А спустя неделю мы уже окончательно расстались с Владленом. Вернее, я была им окончательно брошена и решила отомстить. И даже месть придумала вполне впечатляющую и соответствующую ситуации: я собралась соблазнить всех его приятелей, чтобы он на собственной шкуре прочувствовал, какого это — разочаровываться в дружбе. Мешало в осуществлении моей мести только одно — нет-нет, вовсе не моральные принципы, их я растеряла, едва окончательно поняла, что из себя представляет мой муж, — мешало другое. Все соблазненные должны были считать, что спят не с бывшей, а с ныне действующей женой Владлена. С бывшей — это же никакого предательства. «С бывшей» — совсем не несло той смысловой нагрузки, которую я готовила. А зная язык Владлена, я была почти уверена, что не пройдет и пары дней, как он всем расскажет о нашем окончательном разрыве. Еще и грязью польет, еще и обвинит в снобизме или в чем-то там еще соответствующем…
Александров стал первой и последней моей жертвой. Я пришла к нему на прием в коротенькой облегающей юбочке, забросила ногу на ногу, окинула томным взглядом и принялась нести какую-то чушь о тлетворном влиянии погоды на мои зубы. Он раскусил меня с двух-трех предложений. Снял очки, посмотрел без них — беззащитно и растеряно, положил ладони на мои руки, оборвав тем самым какую-то витиеватую фразу, и спросил:
— Зачем ты это делаешь, девочка?
Я криво усмехнулась и ответила правду. Он захохотал.
— У тебя действительно проблемы, но не с зубами, а с психикой, — почти с восхищением выдавил он из себя. И пригласил меня на ужин.
Месть не сложилась. Во-первых, еще днем я была рассекречена и призналась Александрову что я уже не действующая жена Владлена, а бывшая. Во-вторых — определить, кто кого соблазнил, оказалось довольно сложно. К сексу Александров относился удивительно серьезно, следил за техникой и изучал специальные восточные методики. С ним было интересно, и я не спешила обрывать связь. В целом, мы были рады друг другу и установившимся между нами теплым, не напрягающим и взаимовыгодным отношениям. Я лечилась от нанесенной Владленочкой травмы, повышала самооценку, познавала в себе женщину. Александров — наслаждался возможностью экспериментировать и новизной ощущений.

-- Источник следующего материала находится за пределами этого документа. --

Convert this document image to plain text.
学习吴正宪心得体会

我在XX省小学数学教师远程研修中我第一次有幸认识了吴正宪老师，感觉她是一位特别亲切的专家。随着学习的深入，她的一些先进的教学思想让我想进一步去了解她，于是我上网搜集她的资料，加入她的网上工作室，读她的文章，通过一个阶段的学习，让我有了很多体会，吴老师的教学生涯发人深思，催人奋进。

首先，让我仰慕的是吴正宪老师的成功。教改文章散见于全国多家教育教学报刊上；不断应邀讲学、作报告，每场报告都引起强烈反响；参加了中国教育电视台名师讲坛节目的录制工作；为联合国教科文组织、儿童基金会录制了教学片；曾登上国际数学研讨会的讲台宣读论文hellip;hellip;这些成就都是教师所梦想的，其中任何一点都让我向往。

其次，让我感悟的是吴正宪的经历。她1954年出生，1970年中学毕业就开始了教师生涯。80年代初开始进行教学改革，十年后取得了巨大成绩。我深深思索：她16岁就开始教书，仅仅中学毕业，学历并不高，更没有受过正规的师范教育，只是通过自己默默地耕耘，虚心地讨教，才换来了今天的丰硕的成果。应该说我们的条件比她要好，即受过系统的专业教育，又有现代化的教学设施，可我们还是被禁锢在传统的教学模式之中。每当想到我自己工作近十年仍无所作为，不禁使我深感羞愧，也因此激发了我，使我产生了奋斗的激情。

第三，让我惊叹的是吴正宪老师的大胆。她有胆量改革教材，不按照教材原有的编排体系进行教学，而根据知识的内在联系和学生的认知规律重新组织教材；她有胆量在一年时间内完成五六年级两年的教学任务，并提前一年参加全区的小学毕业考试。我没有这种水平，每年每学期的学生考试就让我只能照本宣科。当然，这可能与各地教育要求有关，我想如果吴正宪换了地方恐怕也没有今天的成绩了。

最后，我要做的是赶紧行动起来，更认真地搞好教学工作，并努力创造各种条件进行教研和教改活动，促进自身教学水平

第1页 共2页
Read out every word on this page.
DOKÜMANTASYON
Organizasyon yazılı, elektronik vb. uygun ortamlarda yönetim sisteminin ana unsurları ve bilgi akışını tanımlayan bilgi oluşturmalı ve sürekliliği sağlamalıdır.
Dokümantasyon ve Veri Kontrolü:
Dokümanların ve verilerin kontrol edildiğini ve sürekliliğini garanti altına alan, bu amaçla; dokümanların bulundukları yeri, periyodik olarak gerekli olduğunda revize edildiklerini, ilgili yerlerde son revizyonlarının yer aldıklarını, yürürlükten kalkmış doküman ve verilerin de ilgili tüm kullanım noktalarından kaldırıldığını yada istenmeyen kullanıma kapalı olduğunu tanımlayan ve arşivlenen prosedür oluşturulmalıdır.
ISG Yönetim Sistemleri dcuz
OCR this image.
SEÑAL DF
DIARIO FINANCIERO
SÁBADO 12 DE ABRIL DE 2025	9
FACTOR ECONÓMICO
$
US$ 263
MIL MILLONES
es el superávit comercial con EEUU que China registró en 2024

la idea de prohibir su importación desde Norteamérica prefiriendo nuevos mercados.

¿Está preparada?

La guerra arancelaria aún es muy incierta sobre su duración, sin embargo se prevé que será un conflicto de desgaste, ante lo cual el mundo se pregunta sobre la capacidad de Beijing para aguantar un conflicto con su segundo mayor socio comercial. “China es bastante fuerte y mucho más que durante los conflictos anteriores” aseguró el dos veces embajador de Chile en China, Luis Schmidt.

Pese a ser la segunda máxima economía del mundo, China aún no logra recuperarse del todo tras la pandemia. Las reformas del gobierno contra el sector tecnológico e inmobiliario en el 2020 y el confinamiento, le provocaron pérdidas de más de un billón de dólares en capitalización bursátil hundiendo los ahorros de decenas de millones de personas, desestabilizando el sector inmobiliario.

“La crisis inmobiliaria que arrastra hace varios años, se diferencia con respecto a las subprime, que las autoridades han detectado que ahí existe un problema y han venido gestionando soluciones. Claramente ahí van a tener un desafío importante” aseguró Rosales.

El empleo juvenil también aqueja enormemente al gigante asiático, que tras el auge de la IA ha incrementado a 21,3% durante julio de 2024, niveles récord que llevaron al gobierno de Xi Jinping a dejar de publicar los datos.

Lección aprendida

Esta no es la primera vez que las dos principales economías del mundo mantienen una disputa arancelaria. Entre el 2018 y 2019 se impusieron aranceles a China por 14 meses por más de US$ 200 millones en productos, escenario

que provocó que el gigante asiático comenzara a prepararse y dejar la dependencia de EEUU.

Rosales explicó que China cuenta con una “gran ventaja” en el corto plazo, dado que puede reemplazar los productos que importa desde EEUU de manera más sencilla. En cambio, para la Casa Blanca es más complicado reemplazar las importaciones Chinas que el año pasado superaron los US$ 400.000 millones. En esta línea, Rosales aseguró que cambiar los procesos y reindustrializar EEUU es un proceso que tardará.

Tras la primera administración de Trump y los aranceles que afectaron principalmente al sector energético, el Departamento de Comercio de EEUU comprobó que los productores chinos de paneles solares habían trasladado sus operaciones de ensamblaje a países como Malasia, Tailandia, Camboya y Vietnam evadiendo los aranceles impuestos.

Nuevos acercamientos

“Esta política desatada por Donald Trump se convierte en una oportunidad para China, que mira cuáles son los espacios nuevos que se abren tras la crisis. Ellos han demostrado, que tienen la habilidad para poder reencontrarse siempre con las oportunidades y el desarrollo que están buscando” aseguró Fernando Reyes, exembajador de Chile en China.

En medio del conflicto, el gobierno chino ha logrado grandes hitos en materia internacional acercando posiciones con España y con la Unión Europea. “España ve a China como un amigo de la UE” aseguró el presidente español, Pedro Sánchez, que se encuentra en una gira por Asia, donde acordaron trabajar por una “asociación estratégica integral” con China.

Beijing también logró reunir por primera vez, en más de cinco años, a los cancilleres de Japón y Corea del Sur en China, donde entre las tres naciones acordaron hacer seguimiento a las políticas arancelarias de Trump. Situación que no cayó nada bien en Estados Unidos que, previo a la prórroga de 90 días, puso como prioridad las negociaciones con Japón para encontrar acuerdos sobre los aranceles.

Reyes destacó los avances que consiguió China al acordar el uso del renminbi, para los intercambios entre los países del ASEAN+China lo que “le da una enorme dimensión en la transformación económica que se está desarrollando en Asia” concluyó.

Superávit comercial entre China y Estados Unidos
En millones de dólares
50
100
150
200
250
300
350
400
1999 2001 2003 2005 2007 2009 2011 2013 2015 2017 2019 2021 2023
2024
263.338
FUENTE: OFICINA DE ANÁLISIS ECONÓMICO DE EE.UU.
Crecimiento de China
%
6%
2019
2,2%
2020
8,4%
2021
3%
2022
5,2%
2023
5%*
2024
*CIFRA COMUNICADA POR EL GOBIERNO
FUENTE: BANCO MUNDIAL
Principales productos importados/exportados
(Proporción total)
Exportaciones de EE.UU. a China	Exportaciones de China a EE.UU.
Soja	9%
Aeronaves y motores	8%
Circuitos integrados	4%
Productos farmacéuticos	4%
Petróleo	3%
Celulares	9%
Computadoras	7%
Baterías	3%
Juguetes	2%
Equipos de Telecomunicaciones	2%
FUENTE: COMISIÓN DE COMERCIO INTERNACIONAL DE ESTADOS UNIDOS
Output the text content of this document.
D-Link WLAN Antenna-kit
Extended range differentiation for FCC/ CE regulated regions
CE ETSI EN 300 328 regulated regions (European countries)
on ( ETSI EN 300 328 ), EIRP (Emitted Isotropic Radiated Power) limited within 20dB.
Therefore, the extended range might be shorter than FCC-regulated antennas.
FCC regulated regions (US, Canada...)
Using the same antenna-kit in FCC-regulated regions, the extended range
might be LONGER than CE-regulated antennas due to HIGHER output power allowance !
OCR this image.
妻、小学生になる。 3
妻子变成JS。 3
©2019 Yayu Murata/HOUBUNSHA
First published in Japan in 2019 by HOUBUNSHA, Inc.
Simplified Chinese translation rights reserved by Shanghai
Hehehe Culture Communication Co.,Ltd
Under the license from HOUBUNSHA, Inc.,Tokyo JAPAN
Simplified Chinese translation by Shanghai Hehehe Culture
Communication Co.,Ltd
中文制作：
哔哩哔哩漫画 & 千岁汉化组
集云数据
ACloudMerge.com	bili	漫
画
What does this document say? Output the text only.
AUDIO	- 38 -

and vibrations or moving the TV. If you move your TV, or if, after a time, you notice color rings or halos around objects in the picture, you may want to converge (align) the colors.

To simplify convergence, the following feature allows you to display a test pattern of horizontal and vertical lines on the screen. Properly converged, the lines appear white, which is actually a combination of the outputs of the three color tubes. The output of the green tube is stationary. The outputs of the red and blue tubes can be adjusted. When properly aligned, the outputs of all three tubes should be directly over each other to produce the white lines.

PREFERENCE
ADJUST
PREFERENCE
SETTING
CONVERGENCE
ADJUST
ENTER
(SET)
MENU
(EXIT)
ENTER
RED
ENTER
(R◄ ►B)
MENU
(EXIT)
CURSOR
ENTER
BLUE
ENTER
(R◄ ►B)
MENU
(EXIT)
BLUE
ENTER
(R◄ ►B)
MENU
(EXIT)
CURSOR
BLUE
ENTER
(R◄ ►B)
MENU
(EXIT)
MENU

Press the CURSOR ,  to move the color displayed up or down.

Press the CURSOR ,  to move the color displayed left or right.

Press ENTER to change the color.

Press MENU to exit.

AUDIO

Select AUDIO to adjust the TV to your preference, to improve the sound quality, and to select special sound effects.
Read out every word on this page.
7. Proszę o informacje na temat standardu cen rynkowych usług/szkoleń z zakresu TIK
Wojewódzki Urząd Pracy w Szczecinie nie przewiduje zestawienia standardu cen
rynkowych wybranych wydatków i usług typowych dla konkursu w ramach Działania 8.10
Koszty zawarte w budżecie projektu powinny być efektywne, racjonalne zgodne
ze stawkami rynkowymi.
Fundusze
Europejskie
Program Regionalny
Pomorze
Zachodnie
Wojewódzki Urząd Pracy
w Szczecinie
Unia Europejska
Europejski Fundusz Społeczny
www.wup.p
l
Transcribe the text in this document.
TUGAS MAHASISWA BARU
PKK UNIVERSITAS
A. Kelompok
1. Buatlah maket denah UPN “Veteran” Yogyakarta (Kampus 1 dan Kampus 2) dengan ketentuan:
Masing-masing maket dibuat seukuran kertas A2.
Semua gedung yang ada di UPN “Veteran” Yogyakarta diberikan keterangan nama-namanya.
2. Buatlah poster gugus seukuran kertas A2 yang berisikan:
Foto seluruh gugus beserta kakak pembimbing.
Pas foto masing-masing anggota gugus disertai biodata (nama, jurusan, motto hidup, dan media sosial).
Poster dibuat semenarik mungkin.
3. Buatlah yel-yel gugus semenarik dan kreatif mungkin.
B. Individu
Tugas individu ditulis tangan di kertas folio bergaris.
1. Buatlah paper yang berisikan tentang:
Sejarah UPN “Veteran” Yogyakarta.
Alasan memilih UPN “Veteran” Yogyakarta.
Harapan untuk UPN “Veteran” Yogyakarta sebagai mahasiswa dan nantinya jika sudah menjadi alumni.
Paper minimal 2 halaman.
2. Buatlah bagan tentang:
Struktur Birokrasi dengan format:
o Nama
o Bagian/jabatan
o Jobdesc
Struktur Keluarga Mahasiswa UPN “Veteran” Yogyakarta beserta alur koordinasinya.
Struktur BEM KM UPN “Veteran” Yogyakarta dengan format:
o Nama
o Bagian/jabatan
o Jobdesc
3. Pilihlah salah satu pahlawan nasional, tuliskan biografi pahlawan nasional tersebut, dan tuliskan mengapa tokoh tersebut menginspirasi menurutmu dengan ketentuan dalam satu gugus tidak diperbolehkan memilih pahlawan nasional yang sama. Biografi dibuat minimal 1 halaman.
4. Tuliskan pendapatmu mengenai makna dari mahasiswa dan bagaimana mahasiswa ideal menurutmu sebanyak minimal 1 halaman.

— Жена была бы потрясающей любовницей, если не состояла бы со мной в официальном браке, — ввиду открытости наших отношений, мы обсуждали подобные темы, и Александров ничуть не смущал меня такими заявлениями. — Запомни, Сафо, штамп в паспорте — страшное зло. Оно лишает партнеров всякой сексуальности друг для друга. Если я в постели веду себя через чур скованно — она чувствует себя несчастной и думает, что я ее не люблю. Если раскованно — психует и нервничает, едко интересуясь: «И где это ты всего этого набрался?». И это не характер конкретного человека, это — свойство всех жен. Штамп в паспорте невероятно меняет женщину, она думает, что имеет на тебя какие-то особые права, считает, что ты ей многое должен, и сразу же становится невыносимой. Может, то же самое происходит и с мужчиной, но я просто не замечаю в себе таких перемен… Скажи, ты чувствовала бы себя счастливой, если б вышла за меня замуж?